We first visited the classrooms to introduce ourselves and the Museum through an interactive book we created, “Nori’s Story.” After singing and marching to the song “We’re Going on a Field Trip,” the children played with Museum toys such as puppets, costumes, blocks and trucks. Within a few days, the children visited us at the Museum for a 90-minute field trip.

Each year, Head Start teachers vote on a theme for the two classroom activities we plan. This year’s topic was the five senses, so we first read “You Can’t Taste a Pickle with Your Ear,” which comically presents the senses with rhymes and silly illustrations, then introduced each sense through fun, hands-on activities. For hearing, we played a sound matching game. We filled boxes with materials like washers, wood chips and sand, and the children took turns shaking and listening to each box to find the pairs. For smell, we placed Q-tips saturated with different scents into small spice canisters. Children took turns smelling and guessing the scents – peppermint, banana, orange, coconut, hot chocolate and cinnamon. I loved some of the children's guesses; rather than “cinnamon,” they said “apple sauce” or instead of “hot chocolate,” they exclaimed “marshmallows!” It was fun to see how certain smells reminded them of other things, which is just another form of learning. Then children used their taste buds to sample honey and lemon juice; they also learned new words like “sweet” and “sour” to describe the flavors.

For touch, we introduced natural red clay to the classrooms. Although Play-Doh is popular in preschool classrooms, we decided to show children and teachers how playing with natural materials can be just as fun. After the children felt and described the clay’s texture (Smooth or bumpy? Soft or hard? Wet or dry?), they sculpted with a variety of natural materials, including pinecones, seashells and rocks. Teachers had the option to keep the creations in their classrooms overnight so children could see how the clay dries and hardens.

In the second classroom activity, we delved more deeply into sound. After reading the interactive story “Boom, Baby, Boom Boom,” in which the children made various animal noises and kept a beat, we introduced them to the classical music of Vivaldi’s “Spring” and led them in a flower dance. Children learned to distinguish “low” and “high” sounds by playing instruments made of cans and spoons and experienced how sound vibrates and travels by talking through plastic tubes attached to funnels. The activity concluded with a rhythm game, in which we tapped and clapped in fast and slow tempos. What the team enjoyed most about this activity was showing teachers and children how to use ordinary objects (old cans, spoons) to make fun activities. You don’t need fancy instruments to explore the wonders of music and sound!

We also conducted workshops for the teachers, presenting new and exciting curriculum to implement in their classrooms.

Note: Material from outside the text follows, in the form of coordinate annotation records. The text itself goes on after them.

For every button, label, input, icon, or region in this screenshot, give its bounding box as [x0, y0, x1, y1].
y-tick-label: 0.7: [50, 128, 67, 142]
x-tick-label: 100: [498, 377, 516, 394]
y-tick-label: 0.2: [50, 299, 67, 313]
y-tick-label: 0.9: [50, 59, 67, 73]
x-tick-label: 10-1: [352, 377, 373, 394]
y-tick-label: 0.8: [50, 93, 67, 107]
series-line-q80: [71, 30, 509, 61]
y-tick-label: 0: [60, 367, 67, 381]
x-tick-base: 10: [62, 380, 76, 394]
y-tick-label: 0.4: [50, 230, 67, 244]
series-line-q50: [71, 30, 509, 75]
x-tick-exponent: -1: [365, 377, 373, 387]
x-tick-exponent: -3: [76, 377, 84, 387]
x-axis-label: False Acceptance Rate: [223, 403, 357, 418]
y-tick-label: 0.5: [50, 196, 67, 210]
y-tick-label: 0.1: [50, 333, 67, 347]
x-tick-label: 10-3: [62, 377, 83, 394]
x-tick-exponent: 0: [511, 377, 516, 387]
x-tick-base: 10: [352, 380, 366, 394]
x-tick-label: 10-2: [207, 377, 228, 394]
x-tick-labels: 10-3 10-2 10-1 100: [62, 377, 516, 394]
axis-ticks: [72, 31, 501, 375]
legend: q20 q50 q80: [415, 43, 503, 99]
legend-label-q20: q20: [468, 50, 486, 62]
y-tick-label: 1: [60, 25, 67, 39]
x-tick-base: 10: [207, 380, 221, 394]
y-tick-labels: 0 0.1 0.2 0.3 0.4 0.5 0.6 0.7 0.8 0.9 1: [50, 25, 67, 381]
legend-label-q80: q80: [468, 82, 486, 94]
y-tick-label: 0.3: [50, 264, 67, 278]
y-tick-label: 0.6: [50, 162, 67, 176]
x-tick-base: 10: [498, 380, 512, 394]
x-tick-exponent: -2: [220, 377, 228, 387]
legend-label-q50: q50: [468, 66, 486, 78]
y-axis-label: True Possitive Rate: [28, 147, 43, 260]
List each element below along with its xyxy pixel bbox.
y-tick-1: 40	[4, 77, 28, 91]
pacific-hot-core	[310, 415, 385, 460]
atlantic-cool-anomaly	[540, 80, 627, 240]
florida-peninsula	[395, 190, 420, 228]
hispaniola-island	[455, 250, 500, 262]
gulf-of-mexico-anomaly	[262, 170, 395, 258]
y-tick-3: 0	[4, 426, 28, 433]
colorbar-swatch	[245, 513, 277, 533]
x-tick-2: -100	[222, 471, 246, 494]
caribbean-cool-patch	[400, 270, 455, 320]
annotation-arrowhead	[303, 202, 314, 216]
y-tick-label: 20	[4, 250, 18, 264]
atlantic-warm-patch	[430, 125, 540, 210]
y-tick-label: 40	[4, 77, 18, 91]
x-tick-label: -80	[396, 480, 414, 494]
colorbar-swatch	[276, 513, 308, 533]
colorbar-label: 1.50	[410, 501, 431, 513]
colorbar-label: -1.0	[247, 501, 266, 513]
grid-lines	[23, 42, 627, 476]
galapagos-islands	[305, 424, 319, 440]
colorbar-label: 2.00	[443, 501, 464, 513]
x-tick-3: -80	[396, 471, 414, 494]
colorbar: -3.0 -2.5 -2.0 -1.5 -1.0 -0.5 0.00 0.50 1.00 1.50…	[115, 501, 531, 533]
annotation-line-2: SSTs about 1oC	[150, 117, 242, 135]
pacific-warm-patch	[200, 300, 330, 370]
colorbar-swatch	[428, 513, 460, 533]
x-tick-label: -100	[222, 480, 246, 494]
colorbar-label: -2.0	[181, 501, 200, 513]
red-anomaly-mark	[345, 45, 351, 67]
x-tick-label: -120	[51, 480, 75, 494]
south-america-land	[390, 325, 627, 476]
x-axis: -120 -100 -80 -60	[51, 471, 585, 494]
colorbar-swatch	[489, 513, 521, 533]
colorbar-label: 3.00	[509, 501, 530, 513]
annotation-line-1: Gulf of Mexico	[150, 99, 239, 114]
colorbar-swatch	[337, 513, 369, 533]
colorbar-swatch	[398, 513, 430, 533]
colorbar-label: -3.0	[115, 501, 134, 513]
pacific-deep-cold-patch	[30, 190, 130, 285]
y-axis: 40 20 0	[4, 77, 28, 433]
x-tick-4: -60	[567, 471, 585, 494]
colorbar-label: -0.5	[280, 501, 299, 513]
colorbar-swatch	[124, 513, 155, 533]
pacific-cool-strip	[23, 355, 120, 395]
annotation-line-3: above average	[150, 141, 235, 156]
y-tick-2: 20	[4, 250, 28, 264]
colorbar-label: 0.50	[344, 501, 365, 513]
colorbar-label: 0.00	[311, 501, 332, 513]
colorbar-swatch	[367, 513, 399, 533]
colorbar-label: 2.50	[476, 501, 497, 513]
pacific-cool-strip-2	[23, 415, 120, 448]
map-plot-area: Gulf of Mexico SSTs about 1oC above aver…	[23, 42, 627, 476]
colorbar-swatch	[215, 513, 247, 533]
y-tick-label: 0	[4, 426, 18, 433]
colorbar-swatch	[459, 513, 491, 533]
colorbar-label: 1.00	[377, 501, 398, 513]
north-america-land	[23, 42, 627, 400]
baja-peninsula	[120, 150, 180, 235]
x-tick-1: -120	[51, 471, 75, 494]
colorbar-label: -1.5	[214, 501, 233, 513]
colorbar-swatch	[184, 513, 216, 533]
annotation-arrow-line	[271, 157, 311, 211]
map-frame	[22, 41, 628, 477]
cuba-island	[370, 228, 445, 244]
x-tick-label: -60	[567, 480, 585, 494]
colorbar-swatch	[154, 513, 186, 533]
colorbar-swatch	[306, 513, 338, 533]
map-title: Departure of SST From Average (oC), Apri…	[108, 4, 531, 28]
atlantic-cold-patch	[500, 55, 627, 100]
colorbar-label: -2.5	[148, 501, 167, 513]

We each developed an activity based on one of the senses: Cassi showed teachers how to use old transparency machines to tell stories in a unique way; Bonnie created a “Look Book” with pictures from recycled magazines; Kirsten taught animal words in American Sign Language and told a farm story; and I demonstrated the “bottle organ” by filling five glass bottles with different levels of water to create different notes of the scale, and showed teachers how to play simple songs like “Mary Had a Little Lamb” and “Hot Cross Buns.”

A few weeks after lead teacher Elisa DeMatos and her assistant Aida Dones attended our workshop, Elisa told me her classroom was focusing on sound and they had created a bottle organ. They also added food coloring to each bottle and numbered them 1 to 5—two suggestions I introduced during the workshop to expand the lesson to address color and number recognition. When I visited the classroom, Elisa and Aida enthusiastically explained how simple and fun the bottle organ was to make, and how perfectly it fit into their sound curriculum. They shared that many of their students can now distinguish between “low” and “high” pitches and some enjoyed “composing” their own songs and grasped the concept of rhythm and beat. Learning that the teachers implemented an activity I introduced felt incredibly rewarding and certainly made all of the prep and planning worthwhile.